Numerous outlets have reported per the exit polls conducted by Edison Research that 29 percent of Latino voters cast a ballot for Donald Trump, suggesting he did slightly better than Mitt "self-deportation" Romney who landed at 27 percent in 2012. The same exit polls suggested Latino turnout in critical states such as Arizona, Colorado and Nevada was down. Sorry, but both of these conclusions are quite literally unbelievable.
First of all, they counter nearly every pre-election poll designed to conduct enough interviews with Latino voters to get a statistically significant sample. Here’s the level of Latino support for Trump reflected in several polls leading up to the election.
- 19 percent: Univision/Washington Post
- 17 percent: NBC/Telemundo oversample
- 14 percent: NALEO/Telemundo Tracking Poll
- 13 percent: FIU/New Latino Voice
Second, it's impossible to know how many Latino voters the exit polls even surveyed because they were clustered in specific precincts, which poses real hurdles to accurately sampling minority voters. As Nate Silver noted, Hillary Clinton may have underperformed pre-election mainstream polls in the Midwest, but she over-performed those polls in states with a heavy concentration of Latino voters like California and New Mexico.

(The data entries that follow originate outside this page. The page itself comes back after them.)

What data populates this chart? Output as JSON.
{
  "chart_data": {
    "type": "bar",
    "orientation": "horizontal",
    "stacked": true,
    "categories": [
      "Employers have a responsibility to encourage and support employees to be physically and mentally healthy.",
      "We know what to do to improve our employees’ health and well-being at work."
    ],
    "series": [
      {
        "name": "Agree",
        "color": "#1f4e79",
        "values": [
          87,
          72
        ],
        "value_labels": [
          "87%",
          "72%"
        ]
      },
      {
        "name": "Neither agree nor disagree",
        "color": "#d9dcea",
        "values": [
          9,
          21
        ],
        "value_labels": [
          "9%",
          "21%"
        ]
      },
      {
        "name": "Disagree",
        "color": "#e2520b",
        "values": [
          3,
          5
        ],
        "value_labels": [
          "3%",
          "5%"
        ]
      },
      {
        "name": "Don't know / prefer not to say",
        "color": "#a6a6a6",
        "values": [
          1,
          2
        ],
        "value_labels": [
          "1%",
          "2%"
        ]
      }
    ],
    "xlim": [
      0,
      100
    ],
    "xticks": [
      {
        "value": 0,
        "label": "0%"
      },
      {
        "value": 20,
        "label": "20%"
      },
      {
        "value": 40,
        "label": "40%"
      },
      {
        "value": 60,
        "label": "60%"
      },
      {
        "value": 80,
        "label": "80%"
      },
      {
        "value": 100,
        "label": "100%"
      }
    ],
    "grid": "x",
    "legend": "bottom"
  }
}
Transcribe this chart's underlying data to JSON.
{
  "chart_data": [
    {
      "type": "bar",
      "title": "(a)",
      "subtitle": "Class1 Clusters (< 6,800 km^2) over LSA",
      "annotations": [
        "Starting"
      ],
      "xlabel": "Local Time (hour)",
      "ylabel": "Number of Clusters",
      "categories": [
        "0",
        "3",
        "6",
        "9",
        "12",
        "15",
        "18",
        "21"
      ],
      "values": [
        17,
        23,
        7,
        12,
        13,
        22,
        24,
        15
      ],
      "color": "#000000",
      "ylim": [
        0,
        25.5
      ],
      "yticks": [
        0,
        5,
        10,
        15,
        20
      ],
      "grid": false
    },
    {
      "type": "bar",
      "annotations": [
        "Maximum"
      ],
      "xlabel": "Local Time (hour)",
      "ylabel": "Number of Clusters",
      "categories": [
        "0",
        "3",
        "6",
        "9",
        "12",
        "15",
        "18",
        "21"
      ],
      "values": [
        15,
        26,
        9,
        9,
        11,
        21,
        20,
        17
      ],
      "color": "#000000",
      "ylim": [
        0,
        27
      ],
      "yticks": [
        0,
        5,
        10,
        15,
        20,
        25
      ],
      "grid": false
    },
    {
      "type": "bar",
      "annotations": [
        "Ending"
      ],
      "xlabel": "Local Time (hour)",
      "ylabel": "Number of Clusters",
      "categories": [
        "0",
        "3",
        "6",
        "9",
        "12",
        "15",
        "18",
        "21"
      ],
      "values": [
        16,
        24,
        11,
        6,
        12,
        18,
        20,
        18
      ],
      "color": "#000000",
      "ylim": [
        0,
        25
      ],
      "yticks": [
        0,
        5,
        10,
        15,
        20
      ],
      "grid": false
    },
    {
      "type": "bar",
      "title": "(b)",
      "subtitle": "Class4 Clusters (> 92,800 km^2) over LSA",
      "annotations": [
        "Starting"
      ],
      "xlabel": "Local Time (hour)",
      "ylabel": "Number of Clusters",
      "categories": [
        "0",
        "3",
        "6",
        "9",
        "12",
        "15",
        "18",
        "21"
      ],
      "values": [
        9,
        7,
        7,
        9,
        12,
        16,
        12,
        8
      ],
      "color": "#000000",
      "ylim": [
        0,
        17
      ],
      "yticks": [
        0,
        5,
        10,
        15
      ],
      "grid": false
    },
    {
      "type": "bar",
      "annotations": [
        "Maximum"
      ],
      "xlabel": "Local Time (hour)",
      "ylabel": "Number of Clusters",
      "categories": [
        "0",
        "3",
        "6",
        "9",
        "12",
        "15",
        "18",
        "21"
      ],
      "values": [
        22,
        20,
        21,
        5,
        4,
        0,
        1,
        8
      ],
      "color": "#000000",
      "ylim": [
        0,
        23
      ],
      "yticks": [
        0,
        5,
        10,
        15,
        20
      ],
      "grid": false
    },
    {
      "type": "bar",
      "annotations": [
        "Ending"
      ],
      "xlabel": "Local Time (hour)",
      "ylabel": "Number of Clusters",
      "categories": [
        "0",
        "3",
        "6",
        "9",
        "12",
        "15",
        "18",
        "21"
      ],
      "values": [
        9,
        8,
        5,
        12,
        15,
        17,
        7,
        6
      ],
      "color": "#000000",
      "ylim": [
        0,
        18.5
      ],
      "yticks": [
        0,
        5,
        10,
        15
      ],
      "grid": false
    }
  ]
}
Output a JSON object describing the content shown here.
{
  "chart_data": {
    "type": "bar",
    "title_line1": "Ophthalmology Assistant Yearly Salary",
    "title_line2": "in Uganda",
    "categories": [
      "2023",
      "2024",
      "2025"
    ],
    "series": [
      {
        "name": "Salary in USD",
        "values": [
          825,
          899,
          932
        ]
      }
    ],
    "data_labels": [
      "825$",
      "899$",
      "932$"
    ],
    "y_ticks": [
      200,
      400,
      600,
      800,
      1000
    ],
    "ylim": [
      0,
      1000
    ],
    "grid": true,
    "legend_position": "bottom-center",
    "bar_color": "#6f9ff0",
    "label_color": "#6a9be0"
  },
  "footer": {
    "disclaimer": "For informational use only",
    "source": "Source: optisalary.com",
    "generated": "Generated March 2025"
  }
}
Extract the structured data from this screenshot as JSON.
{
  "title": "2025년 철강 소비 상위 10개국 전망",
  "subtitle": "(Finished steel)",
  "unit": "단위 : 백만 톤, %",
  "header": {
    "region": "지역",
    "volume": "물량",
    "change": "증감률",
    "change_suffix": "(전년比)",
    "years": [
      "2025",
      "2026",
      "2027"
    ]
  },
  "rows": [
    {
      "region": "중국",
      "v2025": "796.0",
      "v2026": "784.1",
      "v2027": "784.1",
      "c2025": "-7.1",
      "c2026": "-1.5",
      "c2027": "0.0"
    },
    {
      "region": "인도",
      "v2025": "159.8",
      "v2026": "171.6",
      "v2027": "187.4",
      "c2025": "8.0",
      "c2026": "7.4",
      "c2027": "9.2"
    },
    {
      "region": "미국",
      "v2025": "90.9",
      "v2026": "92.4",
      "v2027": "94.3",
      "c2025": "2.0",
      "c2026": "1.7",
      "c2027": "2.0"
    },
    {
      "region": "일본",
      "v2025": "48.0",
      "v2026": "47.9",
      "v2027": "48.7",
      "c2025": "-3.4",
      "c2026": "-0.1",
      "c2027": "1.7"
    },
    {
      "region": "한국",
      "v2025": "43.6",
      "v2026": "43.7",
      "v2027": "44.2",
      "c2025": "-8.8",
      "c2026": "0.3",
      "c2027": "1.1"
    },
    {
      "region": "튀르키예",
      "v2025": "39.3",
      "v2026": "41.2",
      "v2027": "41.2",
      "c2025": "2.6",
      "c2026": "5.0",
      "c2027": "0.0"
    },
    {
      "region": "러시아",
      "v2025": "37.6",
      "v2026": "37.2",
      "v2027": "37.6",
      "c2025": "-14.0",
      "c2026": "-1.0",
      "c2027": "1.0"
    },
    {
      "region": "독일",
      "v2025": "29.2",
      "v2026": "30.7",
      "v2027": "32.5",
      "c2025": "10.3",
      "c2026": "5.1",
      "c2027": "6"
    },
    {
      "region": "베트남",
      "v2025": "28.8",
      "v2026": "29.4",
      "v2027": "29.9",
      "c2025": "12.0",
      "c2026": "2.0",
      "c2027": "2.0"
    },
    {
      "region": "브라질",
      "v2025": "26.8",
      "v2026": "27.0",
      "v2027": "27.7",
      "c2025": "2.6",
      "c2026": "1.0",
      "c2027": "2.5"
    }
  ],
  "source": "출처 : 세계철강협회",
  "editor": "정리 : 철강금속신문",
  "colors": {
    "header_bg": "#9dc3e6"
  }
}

Why does all this matter? Partly because it would be political malpractice for Democrats to ignore a constituency that likely played a large role in ensuring that Hillary Clinton soundly captured the popular vote. Latino Decisions’ election eve poll of 5,600 voters showed Clinton getting fully 79 percent of the Latino vote to Trump’s 18 percent. And partly because not accurately counting Latinos disenfranchises voters who voted like their lives depended on it. As America’s Voice writes:
This is not a mere academic exercise or a story simply about methodology. At a time when the Latino and immigrant communities are vulnerable and fearful given the election of Donald Trump, an accurate assessment of the community’s performance in the 2016 elections and its electoral power is of huge consequence. Selling the Latino vote short, as the national exit polls do, essentially diminishes – even disenfranchises – Latino voters at a moment of maximum peril.